NEED-TO-KNOW TUNES – The Republic of Wolves

Kyle Florence

Too often in our society, beautiful art, which has the potential to change lives, sculpt individuals and alter the ways in which we think, goes unnoticed. This is especially true in regards to music, whose more thoughtful messengers are often overshadowed by a maelstrom of cookie-cutter acts all strumming the same four- chord progression. For this reason, we at The Pointer present you with Need-To-Know Tunes, a weekly column dedicated to highlighting not necessarily the newest releases, but rather the totally awesome one’s that, for one reason or another, you may have missed:

No Matter How Narrow

The Republic of Wolves

For Fan’s of:

Brand New “Sowing Season”, Manchester Orchestra’s “I Can Feel a Hot One”, Kevin Devine’s “Brother’s Blood”

The Scoop:

The Republic of Wolves came into being during the summer of 2009, when longtime cohorts Mason Maggio and Christian Van Deurs of Tigers On Trains began writing more dynamic, experimental music. Shortly after, Billy Duprey and Chris Wall rounded off the lineup, and in a startlingly short amount of time, the group rose to fame for their signature style of dreary alternative rock, gaining them recognition from other notable Long Island acts such as Brand New and Straylight Run. The outfit self-released their debut full-length, Varuna, in 2010, and on December 17 will release their long anticipated follow-up, No Matter How Narrow. And it rules.

Why It Rules:

In my humble opinion, No Matter How Narrow is nothing short of a masterpiece. Each track meshes well with the one before and after it, and the collection as a whole sets a definite tone that is ideal for the reflective winter days ahead. The opener “Frozen Feet” is probably my personal favorite, and almost certainly single material; built upon a flurry of sounds and toe- tapping percussion, it is catchy, but at the same time reclusive enough to maintain the interest of even the most tactful music snob.

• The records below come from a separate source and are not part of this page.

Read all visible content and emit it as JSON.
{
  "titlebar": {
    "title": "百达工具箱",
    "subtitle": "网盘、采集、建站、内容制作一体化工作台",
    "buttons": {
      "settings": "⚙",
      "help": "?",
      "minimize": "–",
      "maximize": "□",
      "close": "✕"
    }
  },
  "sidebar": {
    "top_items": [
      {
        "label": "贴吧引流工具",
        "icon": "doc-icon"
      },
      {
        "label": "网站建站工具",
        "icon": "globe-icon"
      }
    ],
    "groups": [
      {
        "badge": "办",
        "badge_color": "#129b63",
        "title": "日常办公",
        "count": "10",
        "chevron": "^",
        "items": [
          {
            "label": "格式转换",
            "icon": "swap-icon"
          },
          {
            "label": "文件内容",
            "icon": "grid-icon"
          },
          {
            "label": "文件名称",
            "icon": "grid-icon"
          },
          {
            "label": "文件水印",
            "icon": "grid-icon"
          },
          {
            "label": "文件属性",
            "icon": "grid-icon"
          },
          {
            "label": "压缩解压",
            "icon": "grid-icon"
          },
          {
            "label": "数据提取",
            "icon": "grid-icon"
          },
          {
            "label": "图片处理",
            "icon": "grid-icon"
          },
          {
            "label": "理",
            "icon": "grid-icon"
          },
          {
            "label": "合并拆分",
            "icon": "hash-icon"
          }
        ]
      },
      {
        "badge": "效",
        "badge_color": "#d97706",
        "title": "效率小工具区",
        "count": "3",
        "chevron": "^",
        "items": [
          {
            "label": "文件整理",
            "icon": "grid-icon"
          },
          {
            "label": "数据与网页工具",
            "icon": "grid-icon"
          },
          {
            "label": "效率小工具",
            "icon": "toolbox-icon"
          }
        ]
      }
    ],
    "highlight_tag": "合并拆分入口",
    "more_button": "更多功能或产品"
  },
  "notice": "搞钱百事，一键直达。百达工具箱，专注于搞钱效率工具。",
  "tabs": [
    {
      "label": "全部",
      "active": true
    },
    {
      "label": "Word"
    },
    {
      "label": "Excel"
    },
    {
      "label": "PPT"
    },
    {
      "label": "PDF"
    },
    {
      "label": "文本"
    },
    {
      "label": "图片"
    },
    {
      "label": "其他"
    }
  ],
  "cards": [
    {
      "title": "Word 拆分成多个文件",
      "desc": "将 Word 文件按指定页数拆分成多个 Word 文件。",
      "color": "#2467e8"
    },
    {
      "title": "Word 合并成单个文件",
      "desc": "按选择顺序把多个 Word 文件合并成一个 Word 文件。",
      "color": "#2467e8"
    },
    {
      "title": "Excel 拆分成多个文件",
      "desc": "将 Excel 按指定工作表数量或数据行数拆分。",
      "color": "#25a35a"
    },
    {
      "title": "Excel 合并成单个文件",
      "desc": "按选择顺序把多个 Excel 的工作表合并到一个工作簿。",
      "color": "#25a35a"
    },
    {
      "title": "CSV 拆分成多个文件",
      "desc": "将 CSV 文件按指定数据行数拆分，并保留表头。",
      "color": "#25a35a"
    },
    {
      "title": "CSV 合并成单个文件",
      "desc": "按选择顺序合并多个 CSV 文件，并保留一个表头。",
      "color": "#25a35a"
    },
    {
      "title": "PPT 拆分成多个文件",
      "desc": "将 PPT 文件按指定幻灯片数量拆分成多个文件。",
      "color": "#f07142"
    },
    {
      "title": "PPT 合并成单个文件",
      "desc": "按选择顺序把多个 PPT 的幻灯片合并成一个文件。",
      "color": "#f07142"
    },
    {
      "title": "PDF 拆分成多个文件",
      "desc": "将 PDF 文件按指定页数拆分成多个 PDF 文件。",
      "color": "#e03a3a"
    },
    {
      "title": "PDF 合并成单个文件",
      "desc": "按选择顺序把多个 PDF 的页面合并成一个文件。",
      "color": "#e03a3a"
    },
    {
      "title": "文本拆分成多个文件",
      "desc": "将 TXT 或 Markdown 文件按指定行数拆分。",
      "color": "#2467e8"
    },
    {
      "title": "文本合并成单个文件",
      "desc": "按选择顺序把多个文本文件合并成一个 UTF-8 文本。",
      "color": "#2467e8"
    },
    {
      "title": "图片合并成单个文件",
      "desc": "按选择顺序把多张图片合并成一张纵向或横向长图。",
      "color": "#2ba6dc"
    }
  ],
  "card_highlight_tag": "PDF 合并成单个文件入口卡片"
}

The hook of “Stray(s)”, though slightly more commercial than the group’s previous efforts, is unrelenting, while the intriguing guitar work of “Spare Key” and “Pioneers” will likely provide comfort for all those with an ear for technical songwriting. “Keep Clean” is also a gem, with dizzying changes in pace throughout, while “Vinedresser” is perfectly stripped down, relying on its poignant lyrics to move forward.